Freude hin oder her – drei der fünf Frankfurter Treffer hat Prinz dennoch gemacht, und damit mal wieder ihre Ausnahmestellung als Sturmkraft herausgestrichen. Da darf es nicht verwundern, dass FFC-Trainerin Monika Staab ihrer Wunderstürmerin „mit einem weinenden und einem lachenden Auge“ hinterherblickt, wenn die 92-fache Nationalspielerin nach dieser Saison in die US-amerikanische Frauen-Profi-Liga zu Carolina Courage wechselt, wo ihr Name schon jetzt jede Menge Zauber versprüht und ein Privatvertrag mit dem Mediengiganten „Time Warner“ dafür sorgt, dass die gelernte Physiotherapeutin künftig ausschließlich Tore schießen kann. Da es auch Steffi Jones in die Staaten zieht, nach Washington nämlich, steht der FFC nach dieser Saison zumindest vor einer kleinen Zäsur. Dass daraus ein Bruch in der Erfolgsgeschichte folgen könnte oder gar eine Einbuße der Dominanz, steht indes nicht zu befürchten, zu langfristig und seriös geplant und angelegt sind all die Erfolge in Frankfurt.

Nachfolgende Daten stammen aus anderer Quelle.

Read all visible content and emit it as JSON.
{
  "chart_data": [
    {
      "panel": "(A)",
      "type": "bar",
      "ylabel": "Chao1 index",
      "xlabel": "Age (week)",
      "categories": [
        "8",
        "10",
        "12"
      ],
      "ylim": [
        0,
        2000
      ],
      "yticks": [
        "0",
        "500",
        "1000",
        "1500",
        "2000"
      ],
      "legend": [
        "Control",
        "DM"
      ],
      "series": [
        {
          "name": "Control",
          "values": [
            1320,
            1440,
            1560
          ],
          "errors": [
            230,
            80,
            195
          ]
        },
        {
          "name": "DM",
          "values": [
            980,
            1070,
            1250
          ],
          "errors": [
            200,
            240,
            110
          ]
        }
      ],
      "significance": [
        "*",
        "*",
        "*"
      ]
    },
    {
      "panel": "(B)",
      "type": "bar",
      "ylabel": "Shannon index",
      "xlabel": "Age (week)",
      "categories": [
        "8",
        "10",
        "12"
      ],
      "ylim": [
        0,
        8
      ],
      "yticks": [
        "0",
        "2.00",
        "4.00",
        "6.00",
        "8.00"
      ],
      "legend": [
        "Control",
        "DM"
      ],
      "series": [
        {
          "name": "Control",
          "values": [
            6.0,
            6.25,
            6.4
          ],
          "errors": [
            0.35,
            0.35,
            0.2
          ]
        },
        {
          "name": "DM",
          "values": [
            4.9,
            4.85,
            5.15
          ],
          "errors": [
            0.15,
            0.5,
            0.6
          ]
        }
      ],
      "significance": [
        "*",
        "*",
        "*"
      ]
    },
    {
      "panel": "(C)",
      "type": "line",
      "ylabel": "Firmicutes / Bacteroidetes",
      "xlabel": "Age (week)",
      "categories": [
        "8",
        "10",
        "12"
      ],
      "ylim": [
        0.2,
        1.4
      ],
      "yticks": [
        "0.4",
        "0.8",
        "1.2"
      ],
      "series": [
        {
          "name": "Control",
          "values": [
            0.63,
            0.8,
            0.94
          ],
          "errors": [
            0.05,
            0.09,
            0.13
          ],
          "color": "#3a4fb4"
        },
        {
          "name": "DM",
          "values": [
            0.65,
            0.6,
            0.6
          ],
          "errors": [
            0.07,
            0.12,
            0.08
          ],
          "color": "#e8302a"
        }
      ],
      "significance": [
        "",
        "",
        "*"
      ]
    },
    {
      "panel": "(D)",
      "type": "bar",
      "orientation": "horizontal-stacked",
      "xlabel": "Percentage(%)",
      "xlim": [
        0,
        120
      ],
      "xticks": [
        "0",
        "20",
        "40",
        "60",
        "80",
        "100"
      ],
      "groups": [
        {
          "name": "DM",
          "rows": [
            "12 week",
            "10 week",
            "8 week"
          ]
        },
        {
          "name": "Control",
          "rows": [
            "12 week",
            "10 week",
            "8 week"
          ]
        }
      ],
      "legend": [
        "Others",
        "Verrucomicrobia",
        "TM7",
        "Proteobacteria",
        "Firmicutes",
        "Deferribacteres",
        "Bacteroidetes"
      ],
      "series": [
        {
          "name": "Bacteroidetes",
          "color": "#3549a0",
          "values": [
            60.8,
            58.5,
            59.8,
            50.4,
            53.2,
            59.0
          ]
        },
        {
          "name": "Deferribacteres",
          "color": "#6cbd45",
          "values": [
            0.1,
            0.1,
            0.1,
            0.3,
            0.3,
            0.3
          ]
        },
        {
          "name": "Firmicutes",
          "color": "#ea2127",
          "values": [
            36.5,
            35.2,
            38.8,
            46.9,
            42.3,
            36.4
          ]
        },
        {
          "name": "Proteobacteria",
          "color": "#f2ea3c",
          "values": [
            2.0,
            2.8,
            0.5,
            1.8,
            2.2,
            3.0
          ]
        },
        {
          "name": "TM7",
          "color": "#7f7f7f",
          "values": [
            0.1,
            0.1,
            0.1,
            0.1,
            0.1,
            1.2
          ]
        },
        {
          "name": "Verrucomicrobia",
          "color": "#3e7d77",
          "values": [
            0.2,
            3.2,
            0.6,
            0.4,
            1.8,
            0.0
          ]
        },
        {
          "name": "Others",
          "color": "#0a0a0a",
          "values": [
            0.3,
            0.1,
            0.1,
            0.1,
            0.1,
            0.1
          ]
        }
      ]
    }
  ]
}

Der größte freilich steht noch an, am 23. Mai, wenn im heimischen Waldstadion der Uefa-Cup gewonnen werden soll. „Ich hoffe, dass wir da unser ganzes Potenzial zeigen können“, hat Siegfried Dietrich, der umtriebige FFC-Manager nach dem neuerlichen Triumph in der Hauptstadt gesagt. Am Samstag gegen den HSV war das leider nicht nötig.

FRANK KETTERER

1. FFC Frankfurt: Wissink – T. Wunderlich, Nardenbach (64. Rech), Minnert – Kliehm, Künzer, Lingor, Hansen (45. Meier), Pia Wunderlich – Prinz, JonesHamburger SV: Von Lanken – Schröer, Gärtner, Herrmann (45. Schulz), Carlson – Saländer, Hüllen (89. Brüske), Cohn, Wenzel – Kameraj (78. Carbow), VredenZuschauer: wenig; Tore: 1:0 Prinz (11.), 2:0 Lingor (29.), 3:0 Prinz (82.), 4:0 Prinz (88.), 5:0 Künzer (90.)